How do I qualify for an OpenClaw startup grant in China?
Most programs require physical presence in the district. Longgang targets "One-Person Companies" and small teams building OpenClaw applications, skill packages, or hardware integrations. Wuxi focuses on manufacturing technology applications. You'll need to demonstrate a working project aligned with the policy priorities (industrial automation, healthcare, governance, or ecosystem development). Security compliance is increasingly expected.
How much does it cost to build an OpenClaw startup?

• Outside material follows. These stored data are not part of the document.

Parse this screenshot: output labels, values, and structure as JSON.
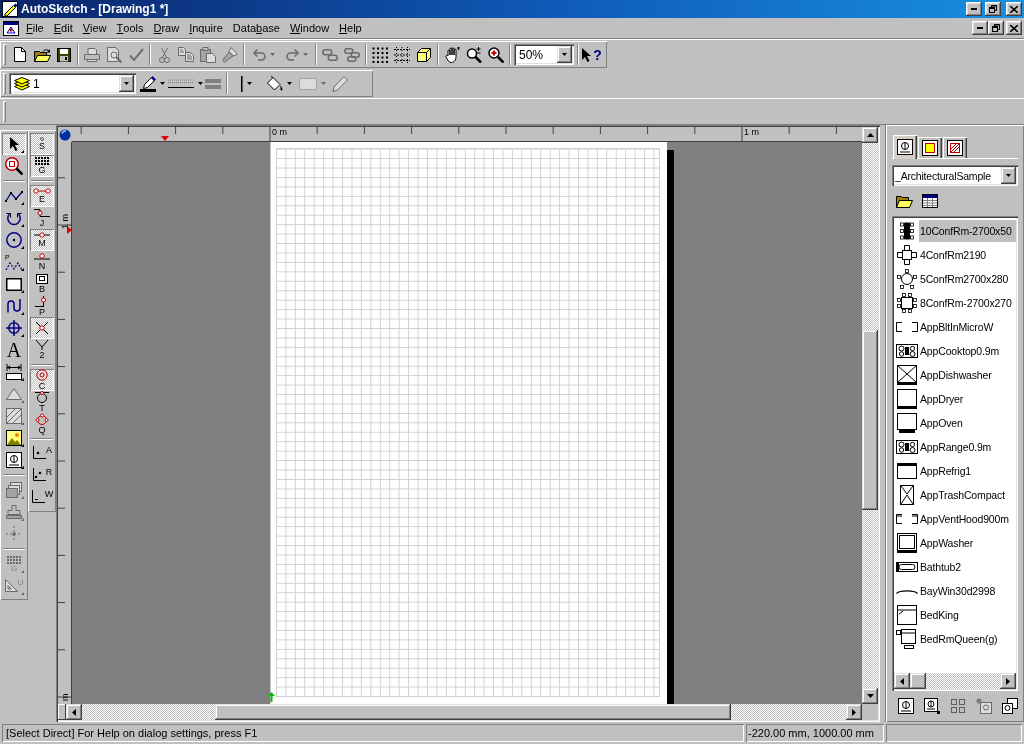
{
  "window": {
    "title": "AutoSketch - [Drawing1 *]"
  },
  "menu_bar": [
    {
      "key": "F",
      "post": "ile"
    },
    {
      "key": "E",
      "post": "dit"
    },
    {
      "key": "V",
      "post": "iew"
    },
    {
      "key": "T",
      "post": "ools"
    },
    {
      "key": "D",
      "post": "raw"
    },
    {
      "key": "I",
      "post": "nquire"
    },
    {
      "pre": "Data",
      "key": "b",
      "post": "ase"
    },
    {
      "key": "W",
      "post": "indow"
    },
    {
      "key": "H",
      "post": "elp"
    }
  ],
  "standard_toolbar": {
    "groups": [
      {
        "buttons": [
          {
            "kind": "new",
            "disabled": false,
            "dropdown": false
          },
          {
            "kind": "open",
            "disabled": false,
            "dropdown": false
          },
          {
            "kind": "save",
            "disabled": false,
            "dropdown": false
          }
        ]
      },
      {
        "buttons": [
          {
            "kind": "print",
            "disabled": true,
            "dropdown": false
          },
          {
            "kind": "preview",
            "disabled": true,
            "dropdown": false
          },
          {
            "kind": "spelling",
            "disabled": true,
            "dropdown": false
          }
        ]
      },
      {
        "buttons": [
          {
            "kind": "cut",
            "disabled": true,
            "dropdown": false
          },
          {
            "kind": "copy",
            "disabled": true,
            "dropdown": false
          },
          {
            "kind": "paste",
            "disabled": true,
            "dropdown": false
          },
          {
            "kind": "painter",
            "disabled": true,
            "dropdown": false
          }
        ]
      },
      {
        "buttons": [
          {
            "kind": "undo",
            "disabled": true,
            "dropdown": true
          },
          {
            "kind": "redo",
            "disabled": true,
            "dropdown": true
          }
        ]
      },
      {
        "buttons": [
          {
            "kind": "link",
            "disabled": true,
            "dropdown": false
          },
          {
            "kind": "unlink",
            "disabled": true,
            "dropdown": false
          }
        ]
      },
      {
        "buttons": [
          {
            "kind": "snapgrid",
            "disabled": false,
            "dropdown": false
          },
          {
            "kind": "gridlines",
            "disabled": false,
            "dropdown": false
          },
          {
            "kind": "cube",
            "disabled": false,
            "dropdown": false
          }
        ]
      },
      {
        "buttons": [
          {
            "kind": "pan",
            "disabled": false,
            "dropdown": false
          },
          {
            "kind": "zoomstep",
            "disabled": false,
            "dropdown": false
          },
          {
            "kind": "zoomin",
            "disabled": false,
            "dropdown": false
          }
        ]
      },
      {
        "buttons": [
          {
            "kind": "zoombox",
            "value": "50%",
            "disabled": false,
            "dropdown": true
          }
        ]
      },
      {
        "buttons": [
          {
            "kind": "help",
            "glyph": "?",
            "disabled": false,
            "dropdown": false
          }
        ]
      }
    ]
  },
  "property_toolbar": {
    "groups": [
      {
        "buttons": [
          {
            "kind": "layer",
            "value": "1",
            "disabled": false,
            "dropdown": true
          },
          {
            "kind": "pen",
            "disabled": false,
            "dropdown": true
          },
          {
            "kind": "linestyle",
            "disabled": false,
            "dropdown": true
          },
          {
            "kind": "weight",
            "disabled": false,
            "dropdown": false
          }
        ]
      },
      {
        "buttons": [
          {
            "kind": "linetype",
            "disabled": false,
            "dropdown": true
          },
          {
            "kind": "fill",
            "disabled": false,
            "dropdown": true
          },
          {
            "kind": "pattern",
            "disabled": true,
            "dropdown": true
          },
          {
            "kind": "edit",
            "disabled": true,
            "dropdown": false
          }
        ]
      }
    ]
  },
  "draw_toolbar": {
    "groups": [
      {
        "tools": [
          {
            "kind": "select",
            "pressed": true,
            "disabled": false,
            "flyout": true
          },
          {
            "kind": "zoom",
            "pressed": false,
            "disabled": false,
            "flyout": false
          }
        ]
      },
      {
        "tools": [
          {
            "kind": "polyline",
            "pressed": false,
            "disabled": false,
            "flyout": true
          },
          {
            "kind": "arc",
            "pressed": false,
            "disabled": false,
            "flyout": true
          },
          {
            "kind": "circle",
            "pressed": false,
            "disabled": false,
            "flyout": true
          },
          {
            "kind": "points",
            "label": "P",
            "pressed": false,
            "disabled": false,
            "flyout": true
          },
          {
            "kind": "rectangle",
            "pressed": false,
            "disabled": false,
            "flyout": true
          },
          {
            "kind": "curve",
            "pressed": false,
            "disabled": false,
            "flyout": true
          },
          {
            "kind": "crosshair",
            "pressed": false,
            "disabled": false,
            "flyout": true
          },
          {
            "kind": "text",
            "label": "A",
            "pressed": false,
            "disabled": false,
            "flyout": false
          },
          {
            "kind": "dimension",
            "pressed": false,
            "disabled": false,
            "flyout": true
          },
          {
            "kind": "triangle",
            "pressed": false,
            "disabled": true,
            "flyout": true
          },
          {
            "kind": "hatch",
            "pressed": false,
            "disabled": true,
            "flyout": true
          },
          {
            "kind": "image",
            "pressed": false,
            "disabled": false,
            "flyout": true
          },
          {
            "kind": "symbol",
            "pressed": false,
            "disabled": false,
            "flyout": true
          }
        ]
      },
      {
        "tools": [
          {
            "kind": "stack",
            "pressed": false,
            "disabled": true,
            "flyout": true
          },
          {
            "kind": "stamp",
            "pressed": false,
            "disabled": true,
            "flyout": true
          },
          {
            "kind": "crossdots",
            "pressed": false,
            "disabled": true,
            "flyout": false
          }
        ]
      },
      {
        "tools": [
          {
            "kind": "grid",
            "label": "G",
            "pressed": false,
            "disabled": true,
            "flyout": true
          },
          {
            "kind": "setsquare",
            "label": "U",
            "pressed": false,
            "disabled": true,
            "flyout": true
          }
        ]
      }
    ]
  },
  "snap_toolbar": {
    "groups": [
      {
        "tools": [
          {
            "kind": "snappoint",
            "label": "S",
            "pressed": true
          },
          {
            "kind": "snapgrid",
            "label": "G",
            "pressed": true
          }
        ]
      },
      {
        "tools": [
          {
            "kind": "endpoint",
            "label": "E",
            "pressed": true
          },
          {
            "kind": "junction",
            "label": "J",
            "pressed": false
          },
          {
            "kind": "midpoint",
            "label": "M",
            "pressed": true
          },
          {
            "kind": "nearest",
            "label": "N",
            "pressed": false
          },
          {
            "kind": "symbolpoint",
            "label": "B",
            "pressed": false
          },
          {
            "kind": "perpendicular",
            "label": "P",
            "pressed": false
          },
          {
            "kind": "intersection",
            "pressed": true
          },
          {
            "kind": "fork",
            "label": "2",
            "pressed": false
          }
        ]
      },
      {
        "tools": [
          {
            "kind": "center",
            "label": "C",
            "pressed": true
          },
          {
            "kind": "tangent",
            "label": "T",
            "pressed": false
          },
          {
            "kind": "quadrant",
            "label": "Q",
            "pressed": false
          }
        ]
      },
      {
        "tools": [
          {
            "kind": "absolute",
            "label": "A",
            "pressed": false
          },
          {
            "kind": "relative",
            "label": "R",
            "pressed": false
          },
          {
            "kind": "world",
            "label": "W",
            "pressed": false
          }
        ]
      }
    ]
  },
  "drawing": {
    "horizontal_ruler": {
      "labels": [
        "0 m",
        "1 m"
      ]
    },
    "vertical_ruler": {
      "labels": [
        "1 m",
        "m"
      ]
    }
  },
  "symbol_panel": {
    "tabs": [
      {
        "kind": "symbol",
        "selected": true
      },
      {
        "kind": "frame",
        "selected": false
      },
      {
        "kind": "hatch",
        "selected": false
      }
    ],
    "library": "_ArchitecturalSample",
    "symbols": [
      {
        "kind": "longtable",
        "label": "10ConfRm-2700x50",
        "selected": true
      },
      {
        "kind": "crosstable",
        "label": "4ConfRm2190",
        "selected": false
      },
      {
        "kind": "roundtable",
        "label": "5ConfRm2700x280",
        "selected": false
      },
      {
        "kind": "squaretable",
        "label": "8ConfRm-2700x270",
        "selected": false
      },
      {
        "kind": "bracket",
        "label": "AppBltInMicroW",
        "selected": false
      },
      {
        "kind": "cooktop",
        "label": "AppCooktop0.9m",
        "selected": false
      },
      {
        "kind": "dishwasher",
        "label": "AppDishwasher",
        "selected": false
      },
      {
        "kind": "dryer",
        "label": "AppDryer",
        "selected": false
      },
      {
        "kind": "oven",
        "label": "AppOven",
        "selected": false
      },
      {
        "kind": "range",
        "label": "AppRange0.9m",
        "selected": false
      },
      {
        "kind": "fridge",
        "label": "AppRefrig1",
        "selected": false
      },
      {
        "kind": "compactor",
        "label": "AppTrashCompact",
        "selected": false
      },
      {
        "kind": "hood",
        "label": "AppVentHood900m",
        "selected": false
      },
      {
        "kind": "washer",
        "label": "AppWasher",
        "selected": false
      },
      {
        "kind": "bathtub",
        "label": "Bathtub2",
        "selected": false
      },
      {
        "kind": "baywindow",
        "label": "BayWin30d2998",
        "selected": false
      },
      {
        "kind": "bed",
        "label": "BedKing",
        "selected": false
      },
      {
        "kind": "bedroom",
        "label": "BedRmQueen(g)",
        "selected": false
      }
    ],
    "tools": [
      {
        "kind": "insert",
        "disabled": false
      },
      {
        "kind": "place",
        "disabled": false
      },
      {
        "kind": "array",
        "disabled": false
      },
      {
        "kind": "explode",
        "disabled": true
      },
      {
        "kind": "library",
        "disabled": false
      }
    ]
  },
  "status_bar": {
    "message": "[Select Direct] For Help on dialog settings, press F1",
    "coordinates": "-220.00 mm, 1000.00 mm"
  }
}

Minimal infrastructure: a VPS ($5-29/month), API costs ($15-200/month depending on model and usage), and your development time. Managed platforms like BetterClaw eliminate infrastructure costs at $29/month per agent. The biggest expense is typically API costs for model access, which the Longgang policy's 30% API cost reimbursement directly addresses. Total early-stage monthly costs: $50-250 before the grants.
Is it safe to build a business on OpenClaw given the security concerns?
Yes, with proper security practices. CVE-2026-25253 was patched quickly. CrowdStrike and Microsoft have published detailed hardening guides. The Chinese policies themselves require security compliance, which is improving the ecosystem. Build on a managed platform with Docker sandboxing and encrypted credentials, vet all skills before installing, and stay current on patches. The security situation is improving, but it requires active attention.